There are two separate notions here: (1) $E(X)$ cannot be unambiguously defined at all; and (2) $E(X)$ is unambiguous, but equal to $\infty$. 
Maybe an example will help. Suppose that $X \sim t_1$ (i.e. Cauchy) so that
$$
f(x) = \frac{1}{\pi} \frac1{1+x^2}.
$$
Then we have that
$$
E(X) = \frac 1 \pi\int_{-\infty}^\infty \frac x{1+x^2} dx.
$$
It turns out that this integral isn't just infinite, it's undefined. See Dilip's answer here for a good discussion of this particular integral. This is the case that DeGroot and Schervish are concerned with, where it's not even fair to say that $EX$ exists at all.
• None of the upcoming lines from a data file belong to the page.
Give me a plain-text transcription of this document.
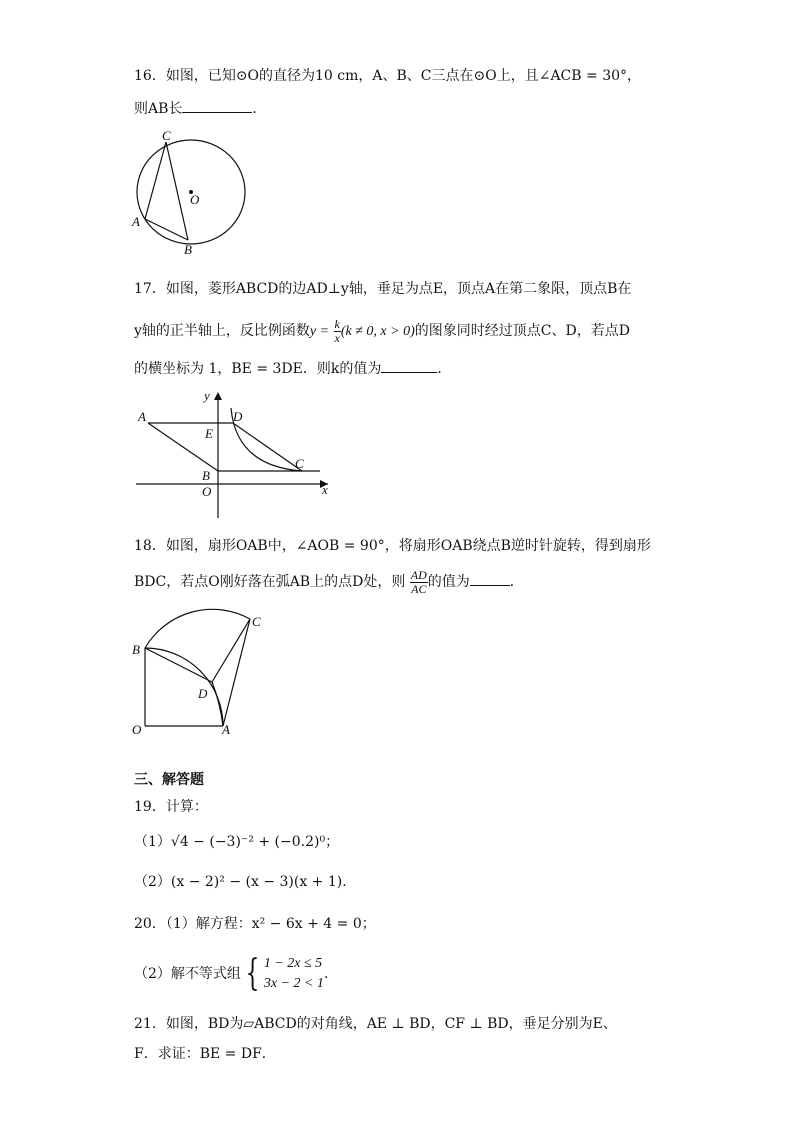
16．如图，已知⊙O的直径为10 cm，A、B、C三点在⊙O上，且∠ACB = 30°，
则AB长	．
C
O
A
B
17．如图，菱形ABCD的边AD⊥y轴，垂足为点E，顶点A在第二象限，顶点B在
y轴的正半轴上，反比例函数$y = \frac{k}{x} (k \ne 0$, x > 0)的图象同时经过顶点C、D，若点D
的横坐标为 1，BE = 3DE．则k的值为	．
x
y
A	D
E
B
C
O
18．如图，扇形OAB中，∠AOB = 90°，将扇形OAB绕点B逆时针旋转，得到扇形
BDC，若点O刚好落在弧AB上的点D处，则 $\frac{AD}{AC}$ 的值为	．
C
B
D
O	A
三、解答题
19．计算：
（1）√4 − (−3)⁻² + (−0.2)⁰；
（2）(x − 2)² − (x − 3)(x + 1)．
20．（1）解方程：x² − 6x + 4 = 0；
（2）解不等式组 { 1 − 2x ≤ 5
3x − 2 < 1
．
21．如图，BD为▱ABCD的对角线，AE ⊥ BD，CF ⊥ BD，垂足分别为E、
F．求证：BE = DF．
This is very different from an infinite expectation, where we can unambiguously show that the expected value is infinity.
I think a simple parallel is to think of the difference between $\lim_{x \to \infty} x^2\sin(x)$ and $\lim_{x \to \infty} x^2$. The first one gets really big in absolute value but it's not fair to say that it equals any particular value, while the second one very reasonably can be said to equal $+ \infty$.
Finally, for most practical purposes we require some finite moments so in this context we need both that the moment(s) exist and are finite, so writing that $E\vert X \vert^k < \infty$ is a convenient shorthand for both existence and finiteness. It is a slight overloading of the terminology, but once you know what it all means it's generally clear.